Google, più volte in passato, ha rimandato al mittente le richieste dell’organo russo Roskomnadzor circa la necessità di censurare il suo motore di ricerca in conformità con le leggi locali. Il cosiddetto Servizio federale per la supervisione nella sfera della connessione e comunicazione di massa, che controlla le comunicazioni e relativo oscuramento in Russia, ha riferito di aver ripetutamente invitato il colosso del web di indirizzare le ricerche dei cittadini verso il sistema di filtraggio online del governo.
Una legge approvata nel paese lo scorso anno prevede infatti che i motori siano collegati al sistema di informazione statale federale (FGIS), per consentire al Cremlino di monitorare i risultati. Aziende come Yandex, Sputnik e Mail.ru hanno tutte, ovviamente, rispettato il FGIS mentre Google no.
Dopo aver subito già una multa di 500 mila rubli, per aver violato la legge, ora la società rischia una vera e propria censura, un po’ come quella attuata da anni in Cina. Secondo un rapporto di Interfax, la Russia potrebbe passare a bloccare completamente Google se il modus sarà ancora quello di ignorare le richieste del Cremlino.

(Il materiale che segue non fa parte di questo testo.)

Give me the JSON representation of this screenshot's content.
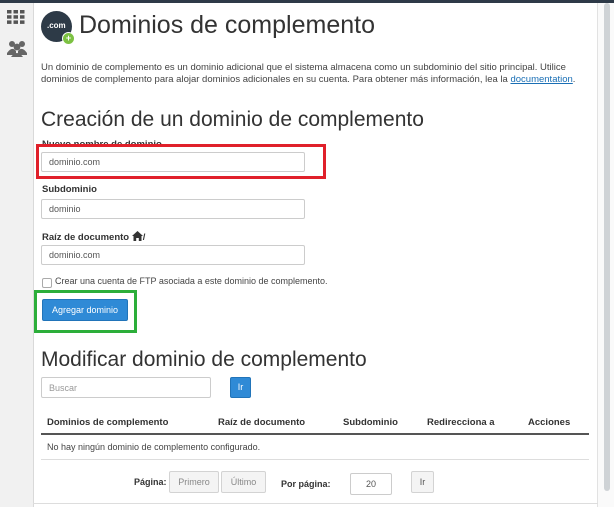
{
  "sidebar": {
    "items": [
      {
        "icon": "grid-icon"
      },
      {
        "icon": "users-icon"
      }
    ]
  },
  "header": {
    "logo_text": ".com",
    "title": "Dominios de complemento",
    "description": "Un dominio de complemento es un dominio adicional que el sistema almacena como un subdominio del sitio principal. Utilice dominios de complemento para alojar dominios adicionales en su cuenta. Para obtener más información, lea la ",
    "doc_link": "documentation",
    "doc_suffix": "."
  },
  "create": {
    "heading": "Creación de un dominio de complemento",
    "new_domain_label": "Nuevo nombre de dominio",
    "new_domain_value": "dominio.com",
    "subdomain_label": "Subdominio",
    "subdomain_value": "dominio",
    "docroot_label": "Raíz de documento",
    "docroot_suffix": "/",
    "docroot_value": "dominio.com",
    "ftp_checkbox_label": "Crear una cuenta de FTP asociada a este dominio de complemento.",
    "ftp_checked": false,
    "submit_label": "Agregar dominio"
  },
  "modify": {
    "heading": "Modificar dominio de complemento",
    "search_placeholder": "Buscar",
    "search_button": "Ir",
    "columns": [
      "Dominios de complemento",
      "Raíz de documento",
      "Subdominio",
      "Redirecciona a",
      "Acciones"
    ],
    "empty_message": "No hay ningún dominio de complemento configurado.",
    "pagination": {
      "page_label": "Página:",
      "first": "Primero",
      "last": "Último",
      "per_page_label": "Por página:",
      "per_page_value": "20",
      "go": "Ir"
    }
  },
  "colors": {
    "accent": "#2f8ad6",
    "highlight_red": "#e0202a",
    "highlight_green": "#2cae3a",
    "logo_bg": "#2d3a47"
  }
}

Google non ha accettato di rimuove, ciecamente, i link dall’elenco dei corpus di ricerca” – ha detto un portavoce del gruppo statunitense – e c’è un motivo: esaminiamo i collegamenti inviati sulla base di uno per uno e interveniamo solo dopo la revisione.
Questa non è la prima volta che Big G va contro normative bolsceviche. Nel 2017, l’azienda è stata bandita dal rende disponibile il motore di ricerca sugli smartphone Android venduti nel paese, dopo un reclamo del rivale Yandex. Come parte di un accordo tra le due aziende, si è poi impegnata a offrire ai russi una scelta circa il servizio predefinito, piuttosto che rendere la sia piattaforma l’unica opzione. E non è tutto: nei mesi scorsi ha dovuto pagare una multa di 440 milioni di rubli per volontà del Servizio antimonopolistico federale russo (FAS).